2. Escritores en paro
Por lo demás, inmerso en la enorme burbuja de un college a la que llegan pocos ruidos exteriores —pero los hay: explotación de mano de obra mexicana de origen ilegal, creciente apoyo a Trump (Farmers for Trump) entre los granjeros, escasez de empleo y, a la vez, de personal—, me dedico a llenar parte de mis ocios con lecturas que encuentro en las atiborradas librerías de viejo de casi cualquier pueblo, por pequeño que sea. He encontrado, en un almacén de libros usados, un ejemplar de la primera edición del libro Misisipi (1938) editado por el Federal Writers Project, el célebre programa del new deal que daba trabajo durante la Depresión a los escritores en paro, y en el que colaboraron, entre muchos otros (más de 10.000), gentes como John Cheever, Zora Neale Hurston, Jim Thompson, Saul Bellow, Ralph Ellison o Nelson Algren. Los libros usados son el único artículo que todavía es barato en este dividido país, pero, fetichista como soy, lo que me decidió definitivamente a comprarlo fue la descripción de la casa de Faulkner en Oxford (hoy propiedad de la Universidad de Misisipi) en la que se afirma que el escritor todavía vivía allí (en 1938).

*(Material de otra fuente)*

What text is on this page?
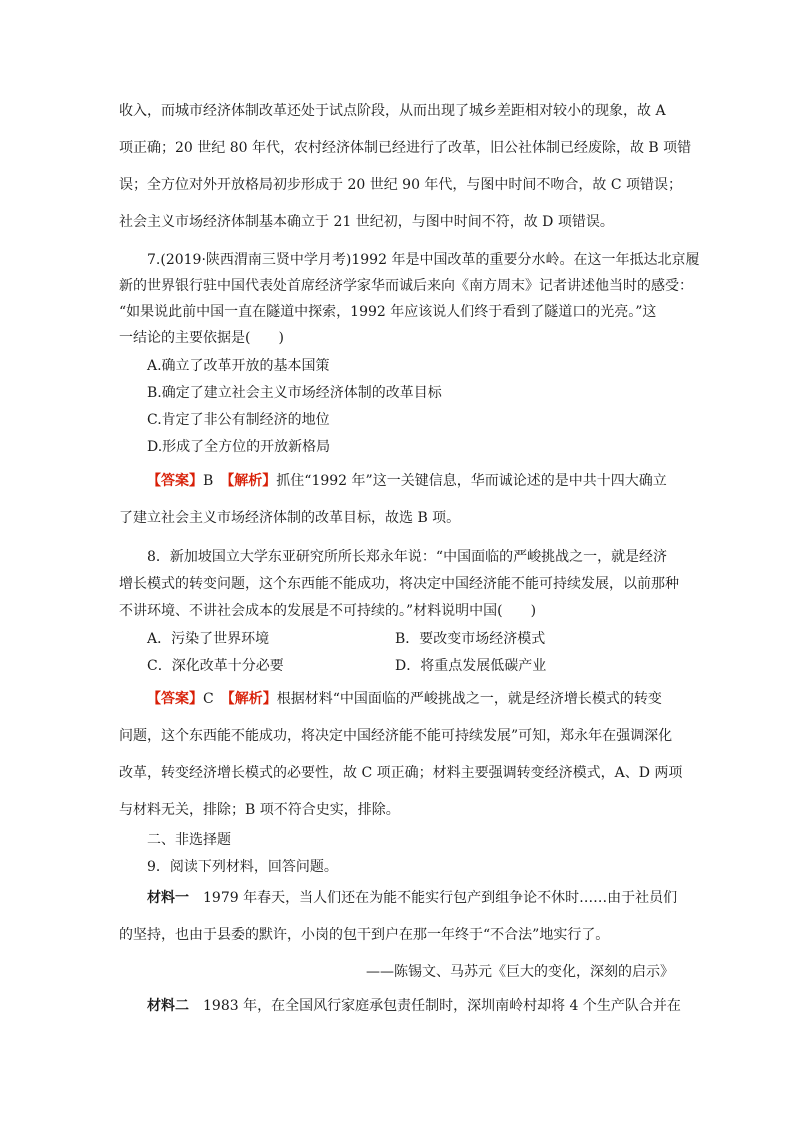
收入，而城市经济体制改革还处于试点阶段，从而出现了城乡差距相对较小的现象，故 A
项正确；20 世纪 80 年代，农村经济体制已经进行了改革，旧公社体制已经废除，故 B 项错
误；全方位对外开放格局初步形成于 20 世纪 90 年代，与图中时间不吻合，故 C 项错误；
社会主义市场经济体制基本确立于 21 世纪初，与图中时间不符，故 D 项错误。
7.(2019·陕西渭南三贤中学月考)1992 年是中国改革的重要分水岭。在这一年抵达北京履
新的世界银行驻中国代表处首席经济学家华而诚后来向《南方周末》记者讲述他当时的感受：
“如果说此前中国一直在隧道中探索，1992 年应该说人们终于看到了隧道口的光亮。”这
一结论的主要依据是(　　)
A.确立了改革开放的基本国策
B.确定了建立社会主义市场经济体制的改革目标
C.肯定了非公有制经济的地位
D.形成了全方位的开放新格局
【答案】B　 【解析】抓住“1992 年”这一关键信息，华而诚论述的是中共十四大确立
了建立社会主义市场经济体制的改革目标，故选 B 项。
8．新加坡国立大学东亚研究所所长郑永年说：“中国面临的严峻挑战之一，就是经济
增长模式的转变问题，这个东西能不能成功，将决定中国经济能不能可持续发展，以前那种
不讲环境、不讲社会成本的发展是不可持续的。”材料说明中国(　　)
A．污染了世界环境	B．要改变市场经济模式
C．深化改革十分必要	D．将重点发展低碳产业
【答案】C　 【解析】根据材料“中国面临的严峻挑战之一，就是经济增长模式的转变
问题，这个东西能不能成功，将决定中国经济能不能可持续发展”可知，郑永年在强调深化
改革，转变经济增长模式的必要性，故 C 项正确；材料主要强调转变经济模式，A、D 两项
与材料无关，排除；B 项不符合史实，排除。
二、非选择题
9．阅读下列材料，回答问题。
材料一　1979 年春天，当人们还在为能不能实行包产到组争论不休时……由于社员们
的坚持，也由于县委的默许，小岗的包干到户在那一年终于“不合法”地实行了。
——陈锡文、马苏元《巨大的变化，深刻的启示》
材料二　1983 年，在全国风行家庭承包责任制时，深圳南岭村却将 4 个生产队合并在
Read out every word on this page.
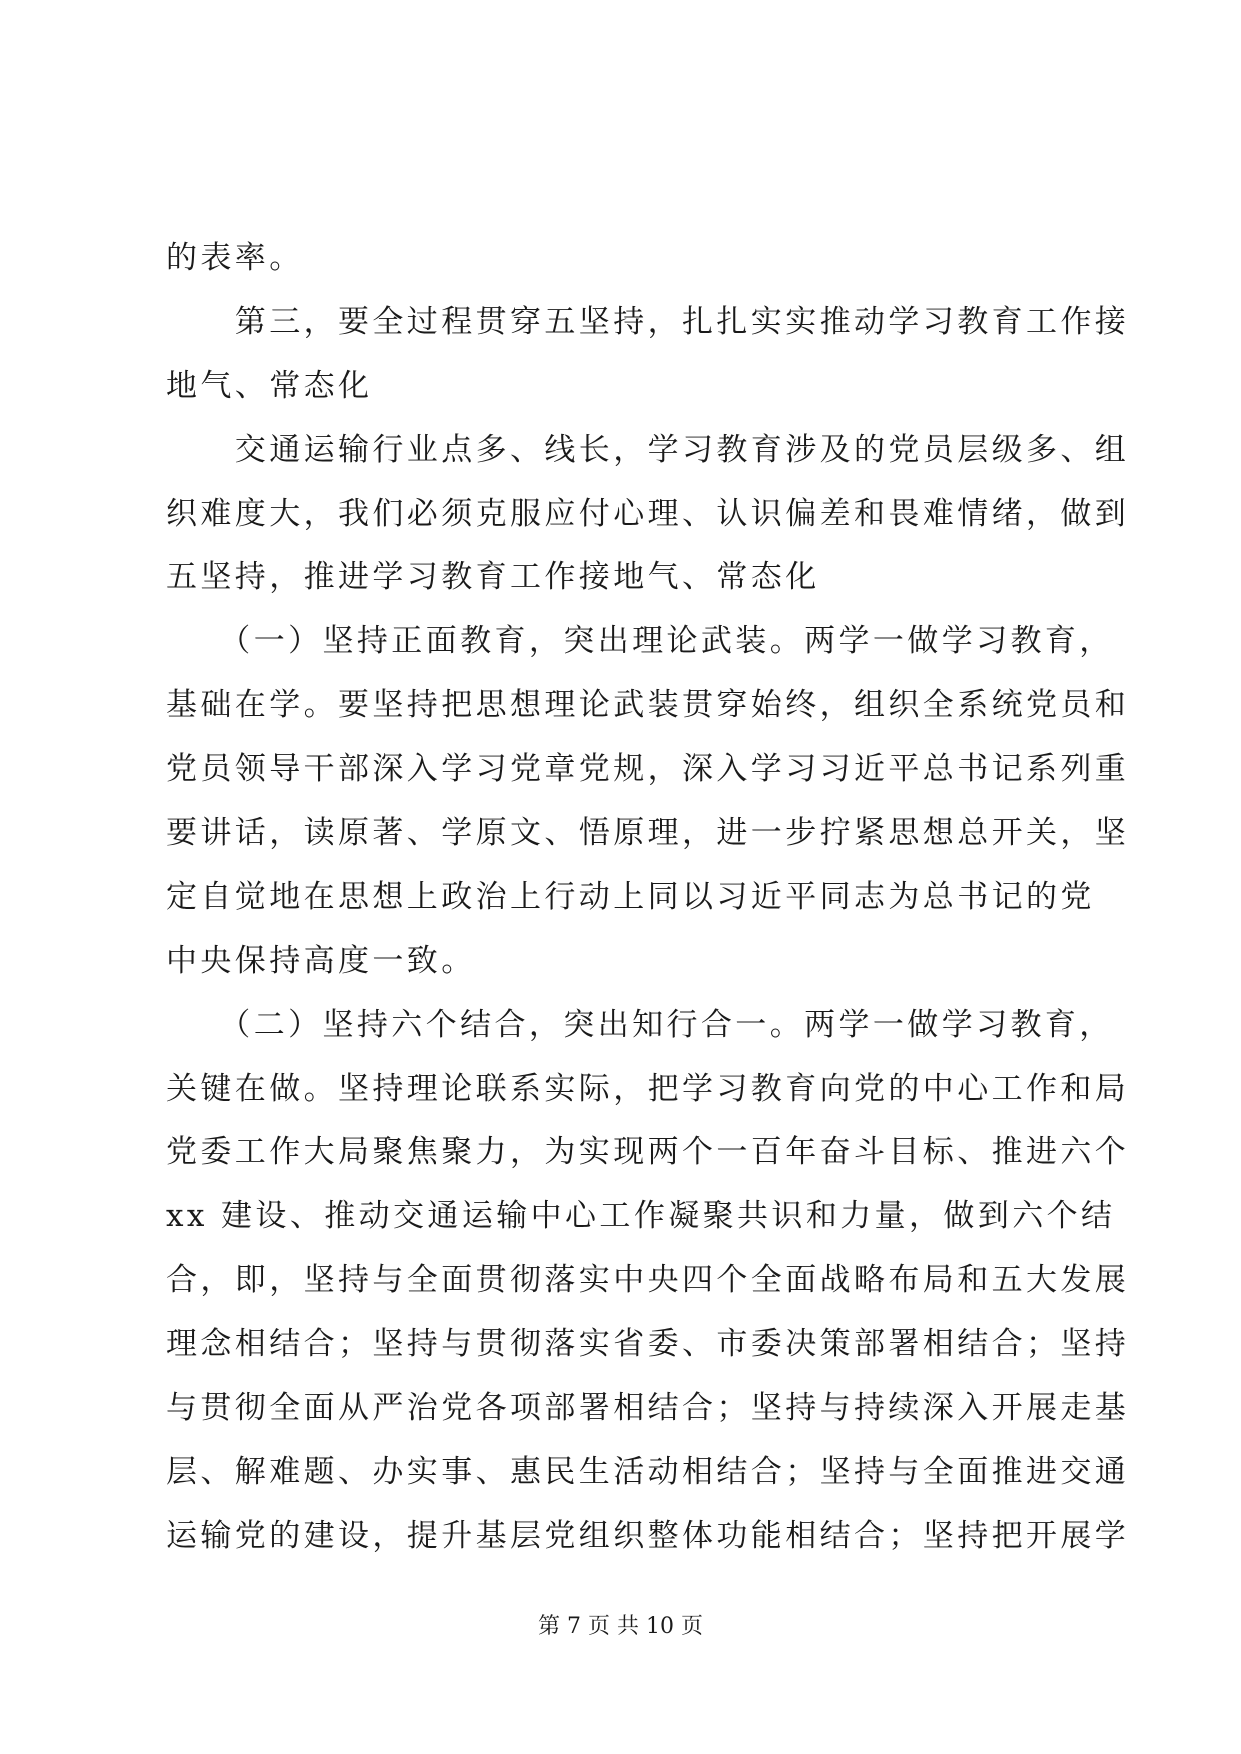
的表率。
　　第三，要全过程贯穿五坚持，扎扎实实推动学习教育工作接
地气、常态化
　　交通运输行业点多、线长，学习教育涉及的党员层级多、组
织难度大，我们必须克服应付心理、认识偏差和畏难情绪，做到
五坚持，推进学习教育工作接地气、常态化
　　（一）坚持正面教育，突出理论武装。两学一做学习教育，
基础在学。要坚持把思想理论武装贯穿始终，组织全系统党员和
党员领导干部深入学习党章党规，深入学习习近平总书记系列重
要讲话，读原著、学原文、悟原理，进一步拧紧思想总开关，坚
定自觉地在思想上政治上行动上同以习近平同志为总书记的党
中央保持高度一致。
　　（二）坚持六个结合，突出知行合一。两学一做学习教育，
关键在做。坚持理论联系实际，把学习教育向党的中心工作和局
党委工作大局聚焦聚力，为实现两个一百年奋斗目标、推进六个
xx 建设、推动交通运输中心工作凝聚共识和力量，做到六个结
合，即，坚持与全面贯彻落实中央四个全面战略布局和五大发展
理念相结合；坚持与贯彻落实省委、市委决策部署相结合；坚持
与贯彻全面从严治党各项部署相结合；坚持与持续深入开展走基
层、解难题、办实事、惠民生活动相结合；坚持与全面推进交通
运输党的建设，提升基层党组织整体功能相结合；坚持把开展学
第 7 页 共 10 页
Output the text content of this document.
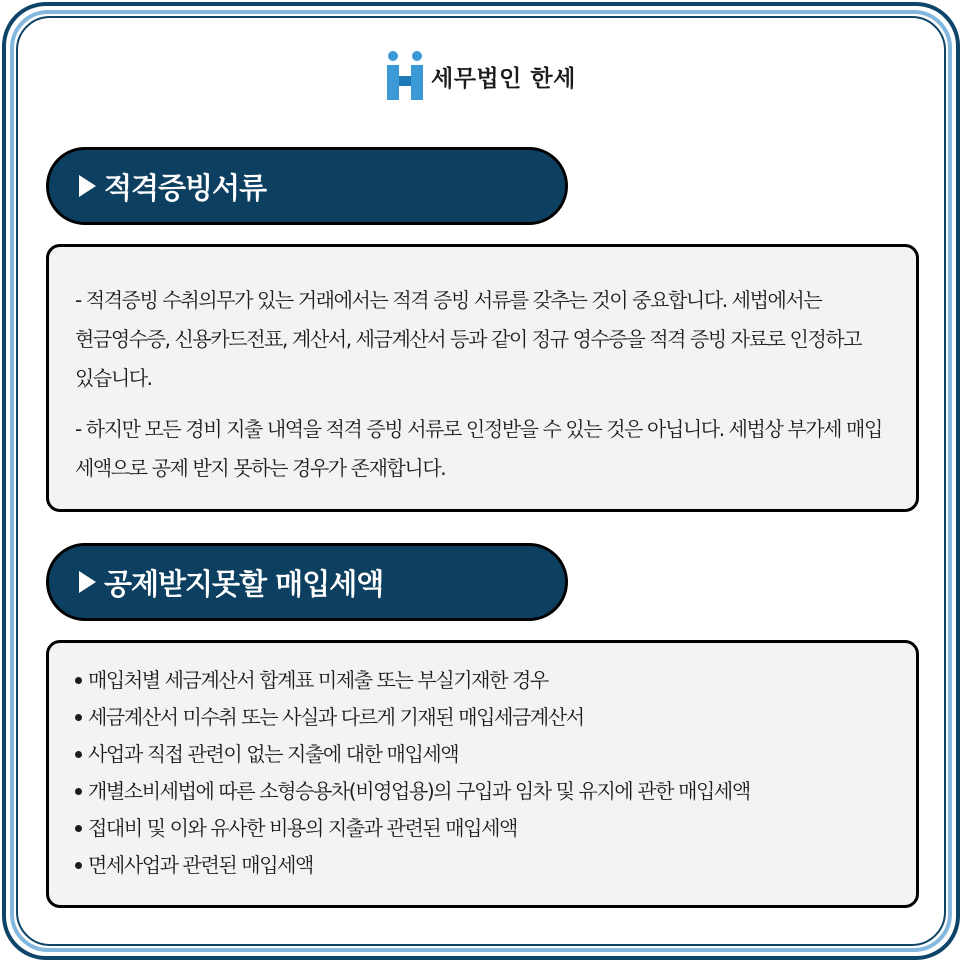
세무법인 한세
적격증빙서류

- 적격증빙 수취의무가 있는 거래에서는 적격 증빙 서류를 갖추는 것이 중요합니다. 세법에서는 현금영수증, 신용카드전표, 계산서, 세금계산서 등과 같이 정규 영수증을 적격 증빙 자료로 인정하고 있습니다.

- 하지만 모든 경비 지출 내역을 적격 증빙 서류로 인정받을 수 있는 것은 아닙니다. 세법상 부가세 매입 세액으로 공제 받지 못하는 경우가 존재합니다.

공제받지못할 매입세액
매입처별 세금계산서 합계표 미제출 또는 부실기재한 경우
세금계산서 미수취 또는 사실과 다르게 기재된 매입세금계산서
사업과 직접 관련이 없는 지출에 대한 매입세액
개별소비세법에 따른 소형승용차(비영업용)의 구입과 임차 및 유지에 관한 매입세액
접대비 및 이와 유사한 비용의 지출과 관련된 매입세액
면세사업과 관련된 매입세액
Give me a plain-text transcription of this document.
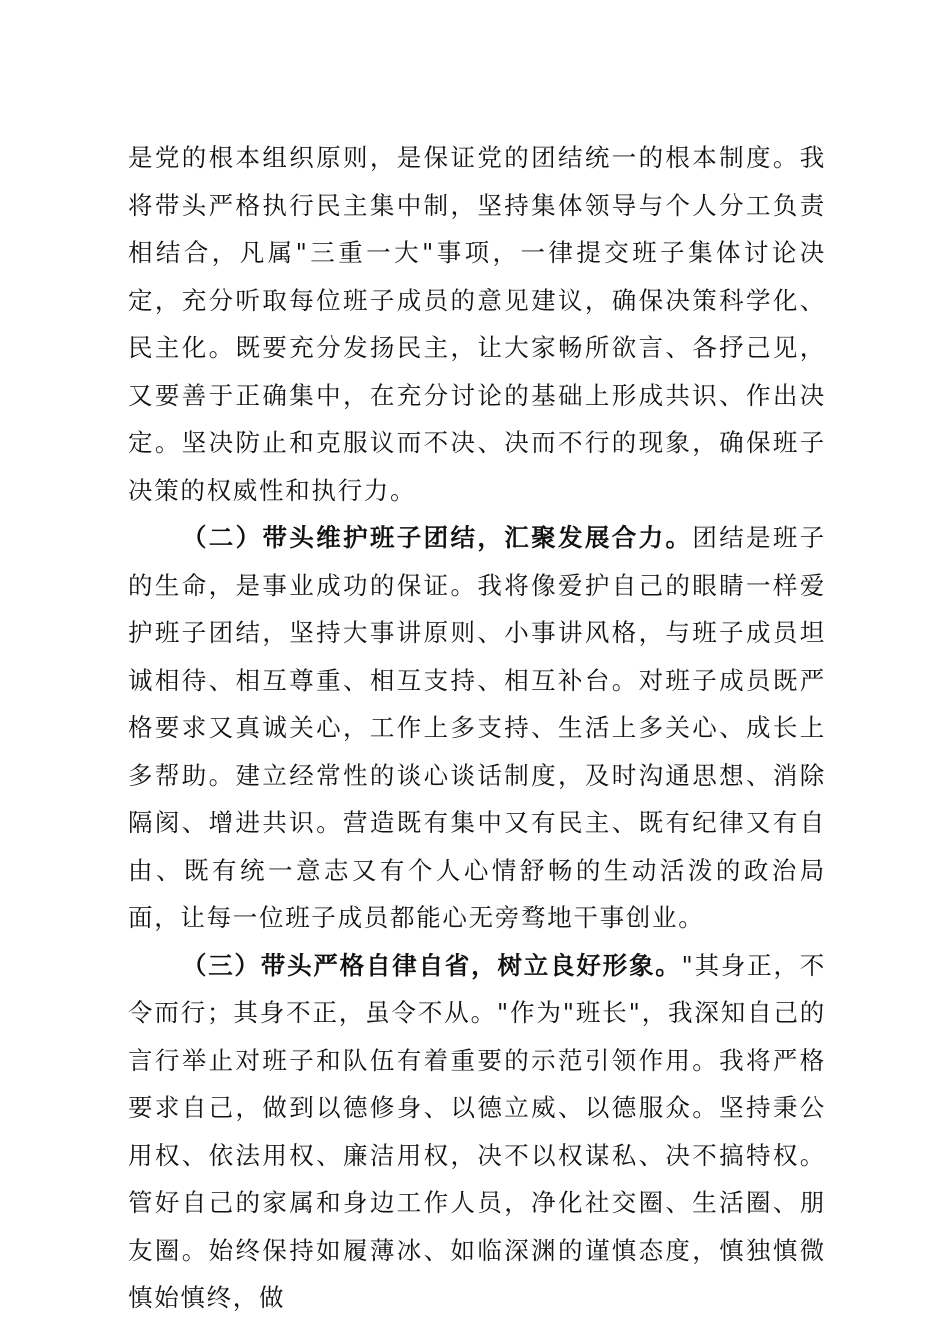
是党的根本组织原则，是保证党的团结统一的根本制度。我将带头严格执行民主集中制，坚持集体领导与个人分工负责相结合，凡属"三重一大"事项，一律提交班子集体讨论决定，充分听取每位班子成员的意见建议，确保决策科学化、民主化。既要充分发扬民主，让大家畅所欲言、各抒己见，又要善于正确集中，在充分讨论的基础上形成共识、作出决定。坚决防止和克服议而不决、决而不行的现象，确保班子决策的权威性和执行力。

（二）带头维护班子团结，汇聚发展合力。团结是班子的生命，是事业成功的保证。我将像爱护自己的眼睛一样爱护班子团结，坚持大事讲原则、小事讲风格，与班子成员坦诚相待、相互尊重、相互支持、相互补台。对班子成员既严格要求又真诚关心，工作上多支持、生活上多关心、成长上多帮助。建立经常性的谈心谈话制度，及时沟通思想、消除隔阂、增进共识。营造既有集中又有民主、既有纪律又有自由、既有统一意志又有个人心情舒畅的生动活泼的政治局面，让每一位班子成员都能心无旁骛地干事创业。

（三）带头严格自律自省，树立良好形象。"其身正，不令而行；其身不正，虽令不从。"作为"班长"，我深知自己的言行举止对班子和队伍有着重要的示范引领作用。我将严格要求自己，做到以德修身、以德立威、以德服众。坚持秉公用权、依法用权、廉洁用权，决不以权谋私、决不搞特权。管好自己的家属和身边工作人员，净化社交圈、生活圈、朋友圈。始终保持如履薄冰、如临深渊的谨慎态度，慎独慎微慎始慎终，做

Respecto a ese programa de reciclaje progresista para autores en dificultades (apoyado por algunas de las más prestigiosas compañías de la edición estadounidense: Viking, Random, Alfred K. Knopf), llama la atención el rigor y la falta de prejuicios raciales de esas guías de viaje, quizás las más exhaustivas y completas que se hayan realizado en EE UU. Por supuesto, los republicanos se opusieron al proyecto, tanto entonces como cuando, a raíz del desastre laboral causado por la covid entre el gremio, nuevas voces hablaron de resucitarlo.
3. Berzelius
En 1935, mientras en Europa la bestia parda se burlaba de Versalles rearmándose para la guerra, y las leyes de Núremberg anunciaban a quien no estuviera ciego la proximidad del Holocausto, Sinclair Lewis publicaba It Can’t Happen Here, una novela que, al amparo del interés público por la literatura social, consiguió estremecer la conciencia de la parte progresista de Estados Unidos. Eso no puede pasar aquí (edición española en Antonio Machado, 2013; traducción de Amaya Bozal) es una distopía en la que se narra, siguiendo de lejos el modelo hitleriano, el ascenso de Berzelius Windrip, un demagogo populista dispuesto a acabar con los derechos de los ciudadanos y con la Constitución. La novela de Lewis experimentó otro gran momento editorial durante el mandato de Trump, pero no ha parado ahí. Ahora, cuando la división social y el enfrentamiento entre los políticos y, sobre todo, entre sus bases sociales han llegado a extremos de agresividad e intransigencia que no se veían desde el macartismo (censuras de libros en algunas bibliotecas escolares, prohibición de coloquios en torno a raza, género y desigualdad, supresión o recorte de libertades individuales, cloacas para ocultar desmanes trumpistas), la actualidad de la novela es evidente. Pero nosotros, tranquilos: aquí nada de eso puede pasar.